In unpacking Markus and Nurius’ (1986) definition of “possible selves”, Gregory Hippolyte Brown (2019:8) shares his perspective in his phenomenological study on actors, “the exploration of a role, as it might relate to an investigation of elements within the actor’s own personality, as well as research about somebody else (a created character) and a fantasy connection to that character” thus creating the desire to be ‘in their shoes’. He further suggests that the creation of a role is influenced not only by the research and approach to the role but also by the actors own “social world, culture, past experiences, idealized or damaged self-perceptions, and, often, experiences of trauma”. In my work with actors, I found that their characters’ circumstances either directly or indirectly represented their own past traumas. For this reason alone, it is important to create explicit boundaries between actor and character.
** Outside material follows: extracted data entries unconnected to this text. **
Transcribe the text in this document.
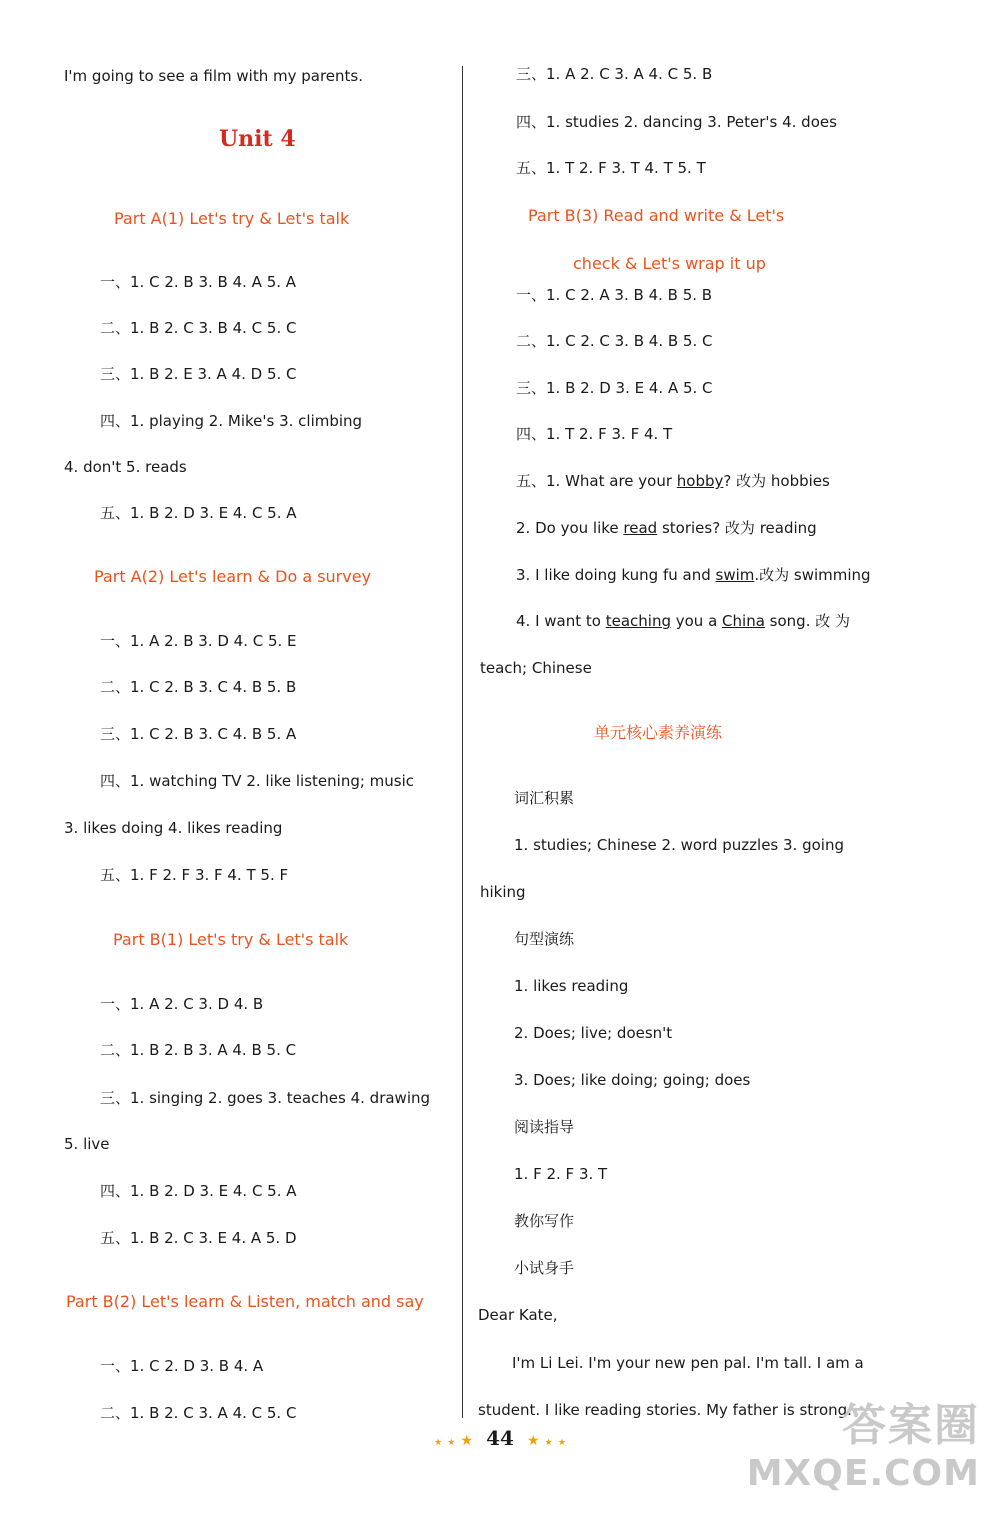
I'm going to see a film with my parents.
Unit 4
Part A(1) Let's try & Let's talk
一、1. C 2. B 3. B 4. A 5. A
二、1. B 2. C 3. B 4. C 5. C
三、1. B 2. E 3. A 4. D 5. C
四、1. playing 2. Mike's 3. climbing
4. don't 5. reads
五、1. B 2. D 3. E 4. C 5. A
Part A(2) Let's learn & Do a survey
一、1. A 2. B 3. D 4. C 5. E
二、1. C 2. B 3. C 4. B 5. B
三、1. C 2. B 3. C 4. B 5. A
四、1. watching TV 2. like listening; music
3. likes doing 4. likes reading
五、1. F 2. F 3. F 4. T 5. F
Part B(1) Let's try & Let's talk
一、1. A 2. C 3. D 4. B
二、1. B 2. B 3. A 4. B 5. C
三、1. singing 2. goes 3. teaches 4. drawing
5. live
四、1. B 2. D 3. E 4. C 5. A
五、1. B 2. C 3. E 4. A 5. D
Part B(2) Let's learn & Listen, match and say
一、1. C 2. D 3. B 4. A
二、1. B 2. C 3. A 4. C 5. C
三、1. A 2. C 3. A 4. C 5. B
四、1. studies 2. dancing 3. Peter's 4. does
五、1. T 2. F 3. T 4. T 5. T
Part B(3) Read and write & Let's
check & Let's wrap it up
一、1. C 2. A 3. B 4. B 5. B
二、1. C 2. C 3. B 4. B 5. C
三、1. B 2. D 3. E 4. A 5. C
四、1. T 2. F 3. F 4. T
五、1. What are your hobby? 改为 hobbies
2. Do you like read stories? 改为 reading
3. I like doing kung fu and swim.改为 swimming
4. I want to teaching you a China song. 改 为
teach; Chinese
单元核心素养演练
词汇积累
1. studies; Chinese 2. word puzzles 3. going
hiking
句型演练
1. likes reading
2. Does; live; doesn't
3. Does; like doing; going; does
阅读指导
1. F 2. F 3. T
教你写作
小试身手
Dear Kate,
I'm Li Lei. I'm your new pen pal. I'm tall. I am a
student. I like reading stories. My father is strong.
★ ★ ★ 44 ★ ★ ★	答案圈
MXQE.COM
Creating an Ending in the Beginning
Knowing where the actor ends and the character begins is ongoing in the ACES process and starts in pre-production or before the first rehearsal, continues through the length of the production and winds down weeks after the last performance. It involves in depth discussions between me and the actor and though its personal it’s also conducive to creating healthy boundaries. It develops the ever-powerful perspective of objectivity. Although it’s impossible to have a neat, separate divide between the world of character portrayal and the reality of everyday life, the safe and sacred space of the stage or set also allows actors to “ground material there” thus creating a separation in their own minds from their characters and providing some degree of protection from intense emotions experienced through representing emotional distress and human suffering (Szlawieniec-Haw 2020). It gives them permission to ‘leave it on the stage’ and have their own lives outside of their character’s suffering.
At the end of the day, the actor must remember a character is a collection of emotions and thoughts in response to a fictional conflict that they have been asked to imagine and to create a visceral experience for others. The character is an illusion of a real person and is the vehicle for this experience. They exist to tell a story and for no other reason. They’re like a hologram – projected in time and space but not really existing in any time or space except in that of our imaginations. It’s like entering a twilight zone. On the other hand, the actor is a real person and exists in the world, outside the story of the character, with their own personal challenges, conflicts, and history. ACES enforces those boundaries and honours the separation that actors need to preserve their well-being in the world in which they exist.
[i] Stanislavski’s technique of the actor recalling events in their life to trigger specific emotions for use in the character’s they’re portraying.
[ii] The Method requires the actor to draw from their own personal experiences and use that and the emotion that arises for the character being portrayed.